En septembre 2019, la ministre bulgare de l’Agriculture a présenté au Parlement le rapport officiel du Cirad sur l’épidémie. Selon son discours, « le Cirad a détecté la présence du virus de la peste des petits ruminants dans 24 échantillons sanguins obtenus en juin et juillet 2018 ».
 
"Le Cirad, en tant que laboratoire de référence pour la peste des petits ruminants, a fourni des analyses de confirmation... sur des échantillons de petits ruminants collectés dans les zones de foyers/restrictions en Bulgarie", a déclaré à l'AFP Sophie Della Mussia du Cirad. "Tous les tests effectués dans notre laboratoire sur les échantillons reçus de Bulgarie ont été transmis directement aux autorités compétentes qui ont envoyé ces échantillons à notre laboratoire", a-t-elle ajouté.

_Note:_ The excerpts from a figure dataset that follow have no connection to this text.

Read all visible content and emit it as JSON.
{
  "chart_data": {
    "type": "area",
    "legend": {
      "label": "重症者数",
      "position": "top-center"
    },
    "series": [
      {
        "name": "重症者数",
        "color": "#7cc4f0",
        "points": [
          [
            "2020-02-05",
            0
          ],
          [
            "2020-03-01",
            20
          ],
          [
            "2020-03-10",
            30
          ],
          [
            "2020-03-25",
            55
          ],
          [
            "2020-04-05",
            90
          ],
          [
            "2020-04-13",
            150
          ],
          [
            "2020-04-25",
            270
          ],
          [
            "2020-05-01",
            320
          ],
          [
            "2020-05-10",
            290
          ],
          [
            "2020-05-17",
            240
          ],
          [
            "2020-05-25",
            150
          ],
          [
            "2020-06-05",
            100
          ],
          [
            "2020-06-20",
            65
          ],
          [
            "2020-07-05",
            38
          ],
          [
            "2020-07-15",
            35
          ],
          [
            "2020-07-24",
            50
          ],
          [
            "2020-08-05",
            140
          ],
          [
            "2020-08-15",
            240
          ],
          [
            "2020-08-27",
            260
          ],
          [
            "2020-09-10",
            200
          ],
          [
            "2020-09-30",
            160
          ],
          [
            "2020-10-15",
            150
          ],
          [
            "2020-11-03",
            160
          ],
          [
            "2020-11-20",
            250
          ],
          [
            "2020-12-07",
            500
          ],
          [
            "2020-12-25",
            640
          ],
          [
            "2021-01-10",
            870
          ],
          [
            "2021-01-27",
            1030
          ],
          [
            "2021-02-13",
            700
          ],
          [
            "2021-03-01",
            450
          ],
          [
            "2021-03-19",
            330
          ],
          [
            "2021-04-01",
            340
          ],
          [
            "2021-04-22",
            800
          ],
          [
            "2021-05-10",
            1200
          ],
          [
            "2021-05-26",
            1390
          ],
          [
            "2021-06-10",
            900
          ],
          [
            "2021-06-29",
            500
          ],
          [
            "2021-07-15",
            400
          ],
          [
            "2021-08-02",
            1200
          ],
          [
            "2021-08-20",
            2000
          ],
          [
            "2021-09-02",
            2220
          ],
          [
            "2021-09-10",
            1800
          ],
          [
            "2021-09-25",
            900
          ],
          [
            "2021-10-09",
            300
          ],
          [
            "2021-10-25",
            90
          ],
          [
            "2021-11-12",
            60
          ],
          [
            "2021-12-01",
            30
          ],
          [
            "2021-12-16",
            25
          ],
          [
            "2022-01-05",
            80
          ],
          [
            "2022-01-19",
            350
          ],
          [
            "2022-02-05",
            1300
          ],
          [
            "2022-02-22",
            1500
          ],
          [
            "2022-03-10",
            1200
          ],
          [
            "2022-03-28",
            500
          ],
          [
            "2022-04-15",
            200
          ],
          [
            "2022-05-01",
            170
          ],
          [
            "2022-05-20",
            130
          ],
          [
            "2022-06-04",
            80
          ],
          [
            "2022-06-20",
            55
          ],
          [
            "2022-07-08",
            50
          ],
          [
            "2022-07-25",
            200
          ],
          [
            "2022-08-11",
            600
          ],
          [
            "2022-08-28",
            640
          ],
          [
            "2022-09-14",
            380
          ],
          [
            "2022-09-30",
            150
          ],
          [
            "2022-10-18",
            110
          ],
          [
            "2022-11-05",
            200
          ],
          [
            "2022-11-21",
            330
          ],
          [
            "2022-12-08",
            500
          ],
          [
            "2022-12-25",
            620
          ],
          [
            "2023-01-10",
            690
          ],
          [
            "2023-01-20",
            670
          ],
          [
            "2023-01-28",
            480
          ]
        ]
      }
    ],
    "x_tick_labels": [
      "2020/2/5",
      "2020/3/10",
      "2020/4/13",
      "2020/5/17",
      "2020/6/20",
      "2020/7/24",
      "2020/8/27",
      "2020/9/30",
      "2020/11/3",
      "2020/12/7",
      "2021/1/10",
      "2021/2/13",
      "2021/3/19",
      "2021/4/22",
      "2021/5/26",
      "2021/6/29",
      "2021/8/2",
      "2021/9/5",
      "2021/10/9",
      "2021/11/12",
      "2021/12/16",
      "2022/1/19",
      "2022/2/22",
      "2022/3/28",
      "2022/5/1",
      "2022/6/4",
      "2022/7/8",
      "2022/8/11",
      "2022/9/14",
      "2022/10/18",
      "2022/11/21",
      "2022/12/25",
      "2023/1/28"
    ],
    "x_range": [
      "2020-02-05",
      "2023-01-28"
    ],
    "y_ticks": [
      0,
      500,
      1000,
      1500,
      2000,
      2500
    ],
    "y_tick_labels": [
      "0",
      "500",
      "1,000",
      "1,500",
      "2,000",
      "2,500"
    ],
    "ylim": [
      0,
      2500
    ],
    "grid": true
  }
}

Manifestation devant le siège du conseil des ministres contre l’abattage massif de moutons et de chèvres, le 18 juillet 2018. (Photo AFP / Nikolay DOYCHINOV)

Jusqu’à 4 000 animaux abattus

Le message affirme que « des dizaines de milliers d’animaux domestiques ont été tués », mais cela est également trompeur.
 
Selon le rapport de l’Organisation mondiale de la santé animale sur l’épidémie, 477 chèvres et 2 506 moutons ont été tués pour empêcher la propagation de la maladie. En octobre 2018, Roumen Porojanov, alors ministre de l'Agriculture, a déclaré pour sa part au Parlement que 3 857 animaux avaient été abattus.
 
En janvier 2019, les autorités bulgares ont annoncé qu'elles allaient assouplir certaines mesures concernant la PPR. Le dernier bulletin de veille sanitaire internationale de la Plateforme ESA — la plateforme française d'épidémiosurveillance en santé animale — date d'octobre 2018.
 
Les statistiques officielles du ministère de l'Agriculture montrent une augmentation de la population de chèvres et de moutons au cours de cette période. En novembre 2017, la Bulgarie comptait environ 1 316 000 moutons et 257 000 chèvres. Un an plus tard, on comptait 1 350 000 moutons et 271 000 chèvres.
 
Les propriétaires des animaux abattus ont reçu une compensation financière de l'État.